"It profits me but little that a vigilant authority always protects the tranquillity of my pleasures and constantly averts all dangers from my path, without my care or concern, if this same authority is the absolute master of my liberty and my life."

--Alexis de Tocqueville, Democracy in America

Monday, December 19, 2011

Two Endings

The season finales of Dexter and Homeland were both last night, and I had somewhat different reactions to them.   We've loved Dexter for years, but I tend to think that this year's story line marked the point where the show jumped the shark.   Too  many logical gaps, too many deus ex machinas, too much voice-over narration.   It's become basically a standard one-hour TV drama, not much better than Burn Notice (also set in Miami).   You know a show has lost it when you can call the ending fifteen minutes before it happened, which is what I did last night.

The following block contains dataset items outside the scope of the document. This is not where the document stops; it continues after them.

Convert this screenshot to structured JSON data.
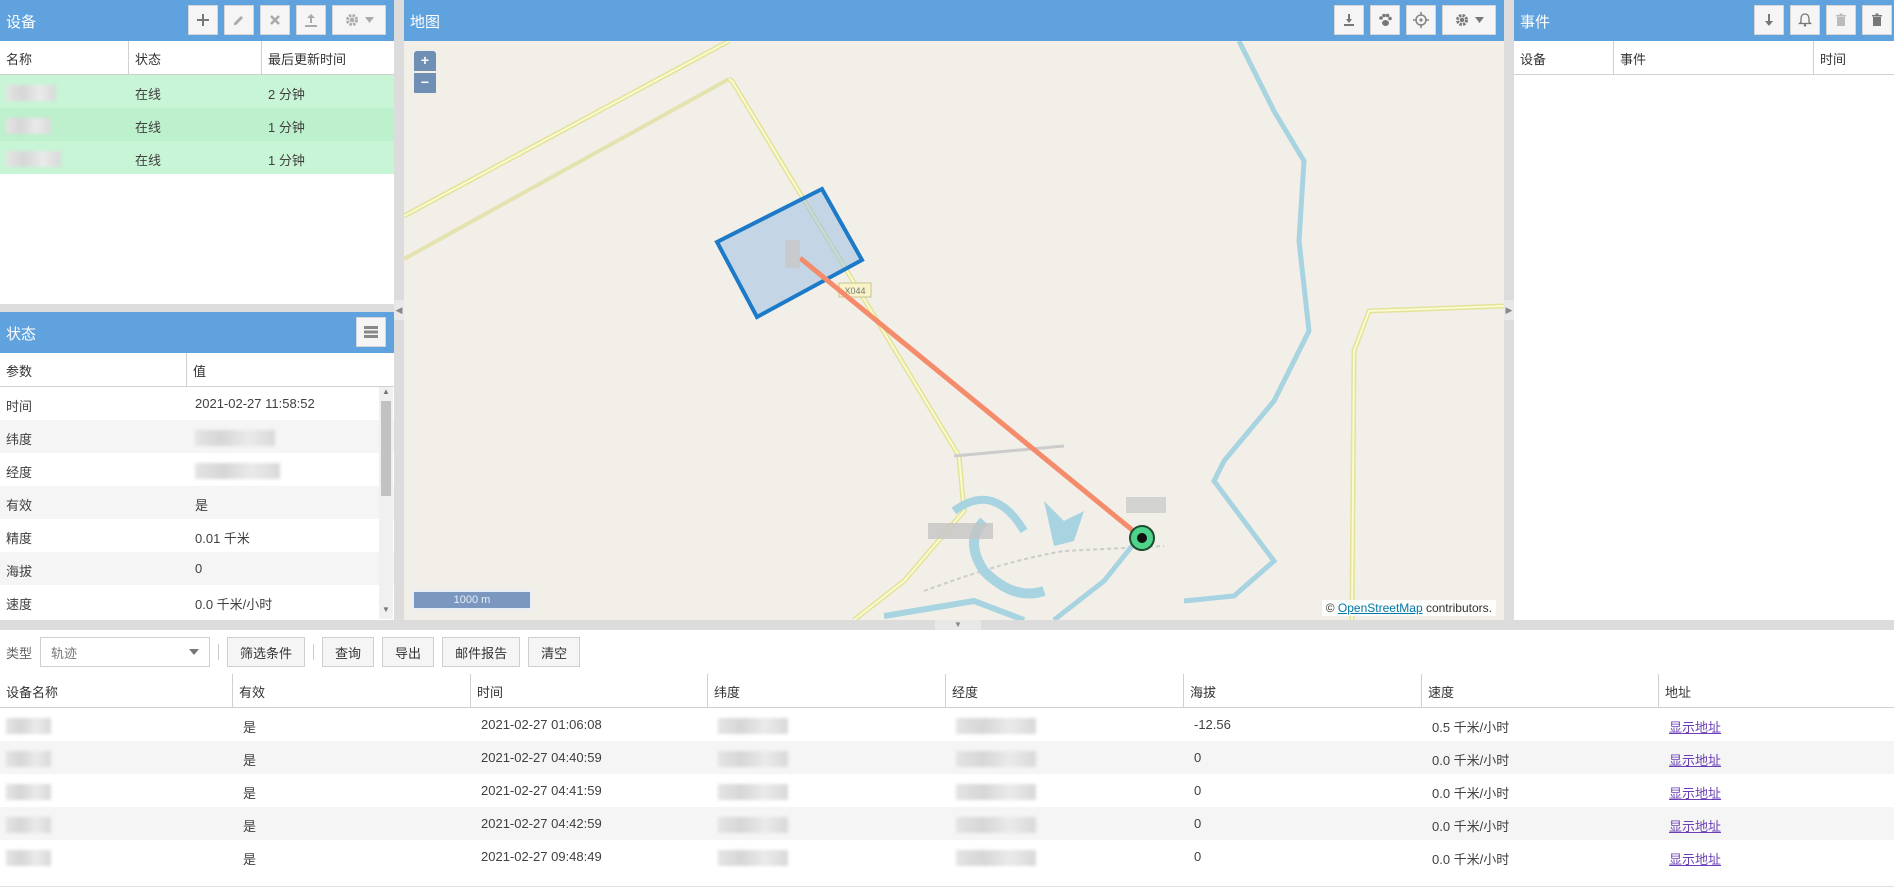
{
  "devices": {
    "title": "设备",
    "columns": [
      "名称",
      "状态",
      "最后更新时间"
    ],
    "rows": [
      {
        "status": "在线",
        "updated": "2 分钟"
      },
      {
        "status": "在线",
        "updated": "1 分钟"
      },
      {
        "status": "在线",
        "updated": "1 分钟"
      }
    ]
  },
  "state": {
    "title": "状态",
    "columns": [
      "参数",
      "值"
    ],
    "rows": [
      {
        "param": "时间",
        "value": "2021-02-27 11:58:52"
      },
      {
        "param": "纬度",
        "value": ""
      },
      {
        "param": "经度",
        "value": ""
      },
      {
        "param": "有效",
        "value": "是"
      },
      {
        "param": "精度",
        "value": "0.01 千米"
      },
      {
        "param": "海拔",
        "value": "0"
      },
      {
        "param": "速度",
        "value": "0.0 千米/小时"
      }
    ]
  },
  "map": {
    "title": "地图",
    "zoom_in": "+",
    "zoom_out": "−",
    "scale_label": "1000 m",
    "road_label": "X044",
    "attribution_prefix": "© ",
    "attribution_link": "OpenStreetMap",
    "attribution_suffix": " contributors."
  },
  "events": {
    "title": "事件",
    "columns": [
      "设备",
      "事件",
      "时间"
    ]
  },
  "report": {
    "type_label": "类型",
    "type_value": "轨迹",
    "buttons": {
      "filter": "筛选条件",
      "query": "查询",
      "export": "导出",
      "email": "邮件报告",
      "clear": "清空"
    },
    "columns": [
      "设备名称",
      "有效",
      "时间",
      "纬度",
      "经度",
      "海拔",
      "速度",
      "地址"
    ],
    "rows": [
      {
        "valid": "是",
        "time": "2021-02-27 01:06:08",
        "altitude": "-12.56",
        "speed": "0.5 千米/小时",
        "address": "显示地址"
      },
      {
        "valid": "是",
        "time": "2021-02-27 04:40:59",
        "altitude": "0",
        "speed": "0.0 千米/小时",
        "address": "显示地址"
      },
      {
        "valid": "是",
        "time": "2021-02-27 04:41:59",
        "altitude": "0",
        "speed": "0.0 千米/小时",
        "address": "显示地址"
      },
      {
        "valid": "是",
        "time": "2021-02-27 04:42:59",
        "altitude": "0",
        "speed": "0.0 千米/小时",
        "address": "显示地址"
      },
      {
        "valid": "是",
        "time": "2021-02-27 09:48:49",
        "altitude": "0",
        "speed": "0.0 千米/小时",
        "address": "显示地址"
      }
    ]
  }
}
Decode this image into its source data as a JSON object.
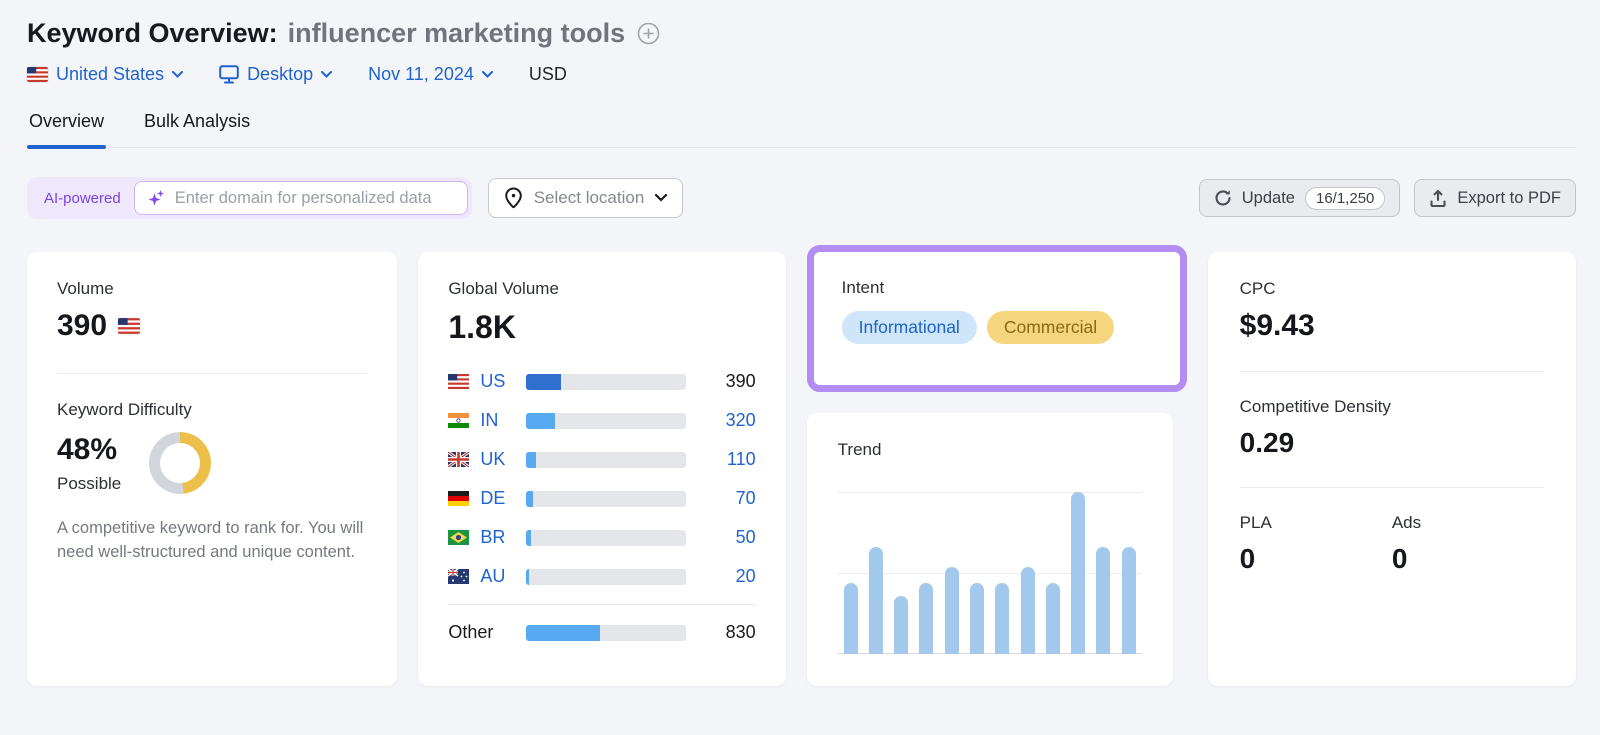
{
  "header": {
    "title": "Keyword Overview:",
    "keyword": "influencer marketing tools",
    "filters": {
      "location": "United States",
      "device": "Desktop",
      "date": "Nov 11, 2024",
      "currency": "USD"
    }
  },
  "tabs": [
    {
      "label": "Overview",
      "active": true
    },
    {
      "label": "Bulk Analysis",
      "active": false
    }
  ],
  "toolbar": {
    "ai_badge": "AI-powered",
    "domain_placeholder": "Enter domain for personalized data",
    "select_location": "Select location",
    "update_label": "Update",
    "update_counter": "16/1,250",
    "export_label": "Export to PDF"
  },
  "cards": {
    "volume": {
      "label": "Volume",
      "value": "390"
    },
    "keyword_difficulty": {
      "label": "Keyword Difficulty",
      "value": "48%",
      "percent": 48,
      "level": "Possible",
      "description": "A competitive keyword to rank for. You will need well-structured and unique content."
    },
    "global_volume": {
      "label": "Global Volume",
      "value": "1.8K",
      "rows": [
        {
          "code": "US",
          "value": "390",
          "share": 0.218,
          "active": true
        },
        {
          "code": "IN",
          "value": "320",
          "share": 0.179,
          "active": false
        },
        {
          "code": "UK",
          "value": "110",
          "share": 0.061,
          "active": false
        },
        {
          "code": "DE",
          "value": "70",
          "share": 0.039,
          "active": false
        },
        {
          "code": "BR",
          "value": "50",
          "share": 0.028,
          "active": false
        },
        {
          "code": "AU",
          "value": "20",
          "share": 0.018,
          "active": false
        }
      ],
      "other": {
        "label": "Other",
        "value": "830",
        "share": 0.464
      }
    },
    "intent": {
      "label": "Intent",
      "badges": [
        {
          "label": "Informational",
          "type": "informational"
        },
        {
          "label": "Commercial",
          "type": "commercial"
        }
      ]
    },
    "trend": {
      "label": "Trend"
    },
    "cpc": {
      "label": "CPC",
      "value": "$9.43"
    },
    "competitive_density": {
      "label": "Competitive Density",
      "value": "0.29"
    },
    "pla": {
      "label": "PLA",
      "value": "0"
    },
    "ads": {
      "label": "Ads",
      "value": "0"
    }
  },
  "chart_data": [
    {
      "type": "bar",
      "orientation": "horizontal",
      "title": "Global Volume by country",
      "categories": [
        "US",
        "IN",
        "UK",
        "DE",
        "BR",
        "AU",
        "Other"
      ],
      "values": [
        390,
        320,
        110,
        70,
        50,
        20,
        830
      ],
      "total_label": "1.8K",
      "highlighted_category": "US"
    },
    {
      "type": "bar",
      "title": "Trend",
      "categories": [
        "",
        "",
        "",
        "",
        "",
        "",
        "",
        "",
        "",
        "",
        "",
        ""
      ],
      "values": [
        0.44,
        0.66,
        0.36,
        0.44,
        0.54,
        0.44,
        0.44,
        0.54,
        0.44,
        1.0,
        0.66,
        0.66
      ],
      "ylim": [
        0,
        1
      ],
      "grid": "horizontal lines at 0%, 50%, 100%",
      "note": "12 unlabeled monthly bars, heights normalized to tallest bar"
    }
  ],
  "colors": {
    "link_blue": "#1f63cf",
    "tab_underline": "#1f63cf",
    "purple_frame": "#b38df2",
    "ai_purple": "#7a44e0",
    "kd_yellow": "#ecbf4a",
    "kd_track": "#d2d5db",
    "bar_active": "#2e6fd0",
    "bar_blue": "#57a9f2",
    "trend_bar": "#a2c9eb",
    "intent_informational_bg": "#cfe5fa",
    "intent_informational_text": "#1b65c7",
    "intent_commercial_bg": "#f5d57e",
    "intent_commercial_text": "#8a6a14"
  }
}
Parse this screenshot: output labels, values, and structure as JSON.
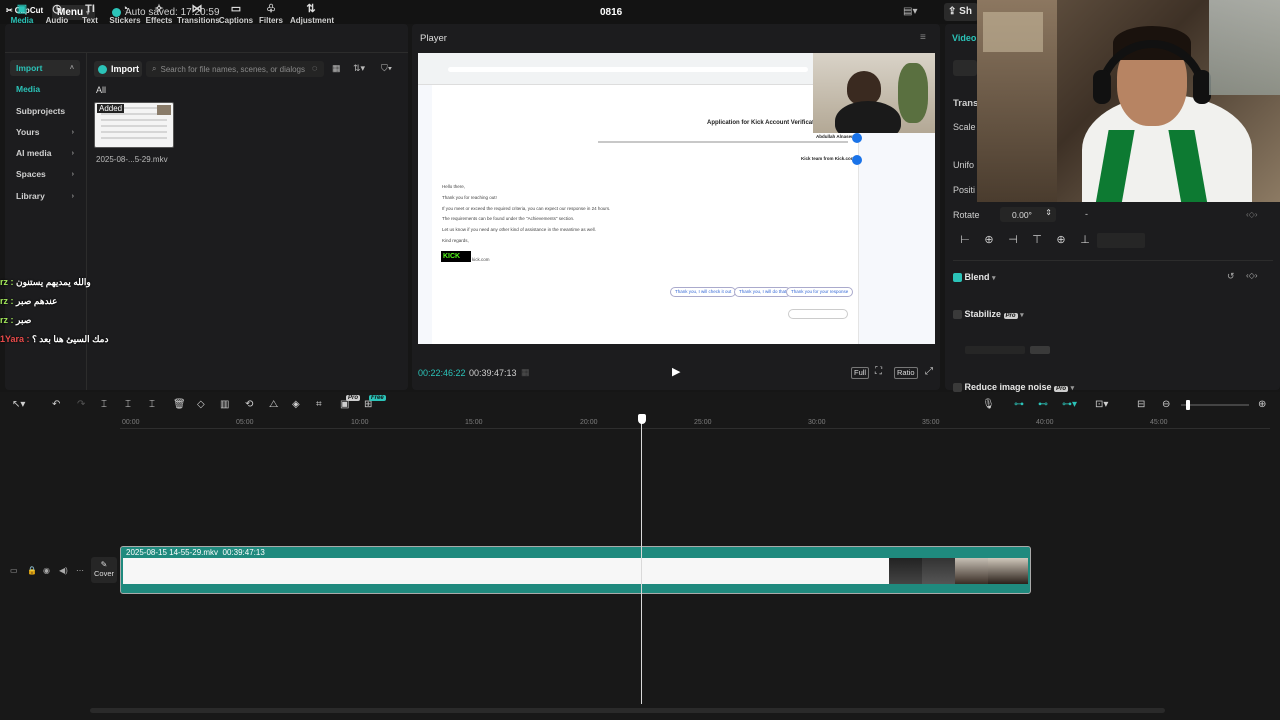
{
  "app": {
    "logo": "CapCut",
    "menu_label": "Menu",
    "autosave": "Auto saved: 17:20:59",
    "project_title": "0816",
    "right_tab_partial": "Sh"
  },
  "toolbar": {
    "tabs": [
      {
        "label": "Media",
        "icon": "media-icon"
      },
      {
        "label": "Audio",
        "icon": "audio-icon"
      },
      {
        "label": "Text",
        "icon": "text-icon"
      },
      {
        "label": "Stickers",
        "icon": "sticker-icon"
      },
      {
        "label": "Effects",
        "icon": "effects-icon"
      },
      {
        "label": "Transitions",
        "icon": "transitions-icon"
      },
      {
        "label": "Captions",
        "icon": "captions-icon"
      },
      {
        "label": "Filters",
        "icon": "filters-icon"
      },
      {
        "label": "Adjustment",
        "icon": "adjustment-icon"
      }
    ]
  },
  "sidebar": {
    "items": [
      {
        "label": "Import"
      },
      {
        "label": "Media"
      },
      {
        "label": "Subprojects"
      },
      {
        "label": "Yours"
      },
      {
        "label": "AI media"
      },
      {
        "label": "Spaces"
      },
      {
        "label": "Library"
      }
    ]
  },
  "media": {
    "import_label": "Import",
    "search_placeholder": "Search for file names, scenes, or dialogs",
    "filter_label": "All",
    "clip_badge": "Added",
    "clip_name": "2025-08-...5-29.mkv"
  },
  "chat_overlay": [
    {
      "name": "rz : ",
      "msg": "والله يمديهم يستنون"
    },
    {
      "name": "rz : ",
      "msg": "عندهم صبر"
    },
    {
      "name": "rz : ",
      "msg": "صبر"
    },
    {
      "name": "1Yara : ",
      "msg": "دمك السيئ هنا بعد ؟"
    }
  ],
  "player": {
    "title": "Player",
    "current_time": "00:22:46:22",
    "total_time": "00:39:47:13",
    "full_label": "Full",
    "ratio_label": "Ratio",
    "email": {
      "subject": "Application for Kick Account Verification",
      "sender_top": "Abdullah Alnaser",
      "sender_reply": "Kick team from Kick.com",
      "body": [
        "Hello there,",
        "Thank you for reaching out!",
        "If you meet or exceed the required criteria, you can expect our response in 24 hours.",
        "The requirements can be found under the \"Achievements\" section.",
        "Let us know if you need any other kind of assistance in the meantime as well.",
        "Kind regards,"
      ],
      "logo_text": "KICK",
      "logo_site": "kick.com",
      "smart_replies": [
        "Thank you, I will check it out",
        "Thank you, I will do that",
        "Thank you for your response"
      ]
    }
  },
  "inspector": {
    "tab": "Video",
    "section_transform": "Transf",
    "scale_label": "Scale",
    "uniform_label": "Unifo",
    "position_label": "Positi",
    "rotate_label": "Rotate",
    "rotate_value": "0.00°",
    "rotate_extra": "-",
    "blend_label": "Blend",
    "stabilize_label": "Stabilize",
    "reduce_noise_label": "Reduce image noise",
    "pro_badge": "Pro",
    "accent": "#2bc3b8"
  },
  "timeline": {
    "ruler": [
      "00:00",
      "05:00",
      "10:00",
      "15:00",
      "20:00",
      "25:00",
      "30:00",
      "35:00",
      "40:00",
      "45:00"
    ],
    "clip_name": "2025-08-15 14-55-29.mkv",
    "clip_duration": "00:39:47:13",
    "cover_label": "Cover",
    "pro_badge": "Pro",
    "free_badge": "Free"
  }
}
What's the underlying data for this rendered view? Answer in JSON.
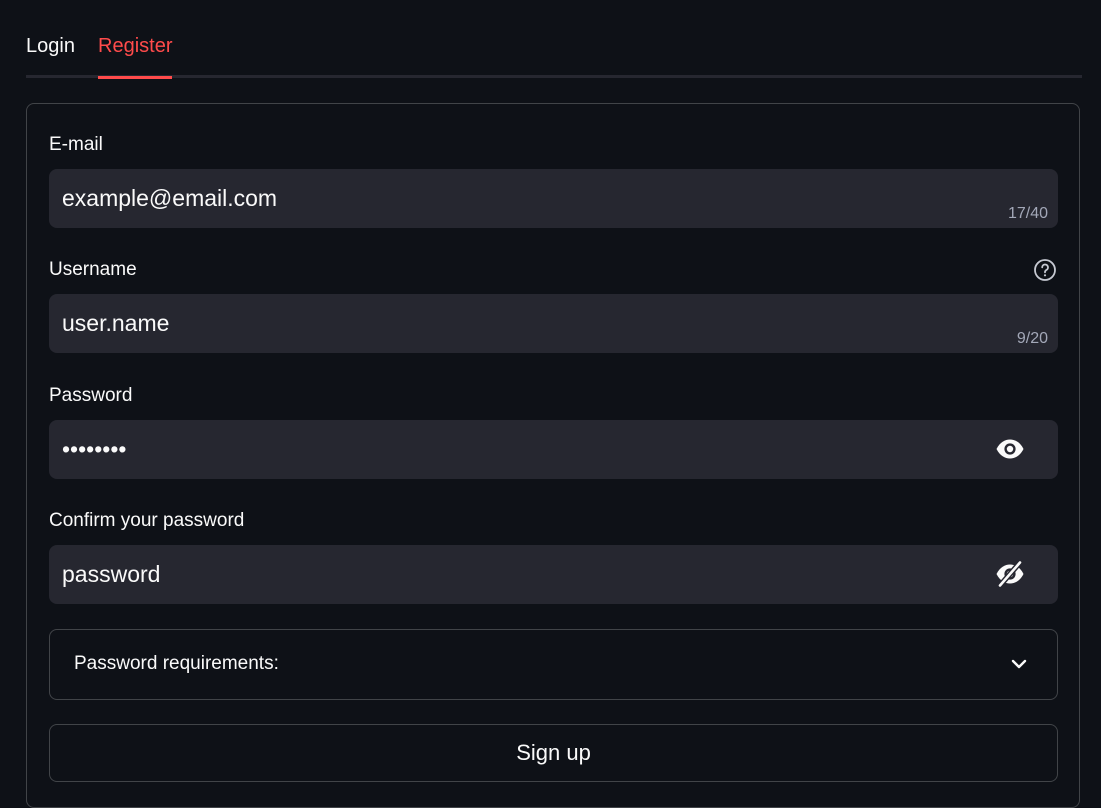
{
  "tabs": [
    {
      "label": "Login",
      "active": false
    },
    {
      "label": "Register",
      "active": true
    }
  ],
  "colors": {
    "background": "#0e1117",
    "input_background": "#262730",
    "accent": "#ff4b4b",
    "text": "#fafafa",
    "muted_text": "#a3a8b8"
  },
  "form": {
    "email": {
      "label": "E-mail",
      "value": "example@email.com",
      "counter": "17/40"
    },
    "username": {
      "label": "Username",
      "value": "user.name",
      "counter": "9/20",
      "help_icon": "question-circle-icon"
    },
    "password": {
      "label": "Password",
      "value": "password",
      "masked": true,
      "toggle_icon": "eye-icon"
    },
    "confirm_password": {
      "label": "Confirm your password",
      "value": "password",
      "masked": false,
      "toggle_icon": "eye-slash-icon"
    },
    "requirements": {
      "label": "Password requirements:",
      "expanded": false,
      "icon": "chevron-down-icon"
    },
    "submit_label": "Sign up"
  }
}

By contrast, Homeland is riveting, easily the best thing on TV right now, and while Claire Danes dominates the series with her portrait of Carrie Mathison, the bipolar CIA analyst, Damien Lewis as the returning Iraq war hero/Muslim convert-terrorist, is rapidly getting his game up to her level; and Mandy Patinkin as Carrie's mentor, Saul Berenson, is fantastic.   Last night's hour-and-a-half finale was fantastic, with twists I didn't see coming, including a great cliff-hanger moment at the end.   It'll be a long wait until next fall for Season Two.

Meanwhile, looking forward to Downton Abbey and Justified starting up in January.   (Does the Regular Guy watch too much TV, or what?)

At some point I will write a post on how the long-form dramatic TV series has essentially become the novel of the 21st century.   Have there been better novels over the past ten years than Breaking Bad, Mad Men, The Wire, Deadwood, etc.?   I haven't read them.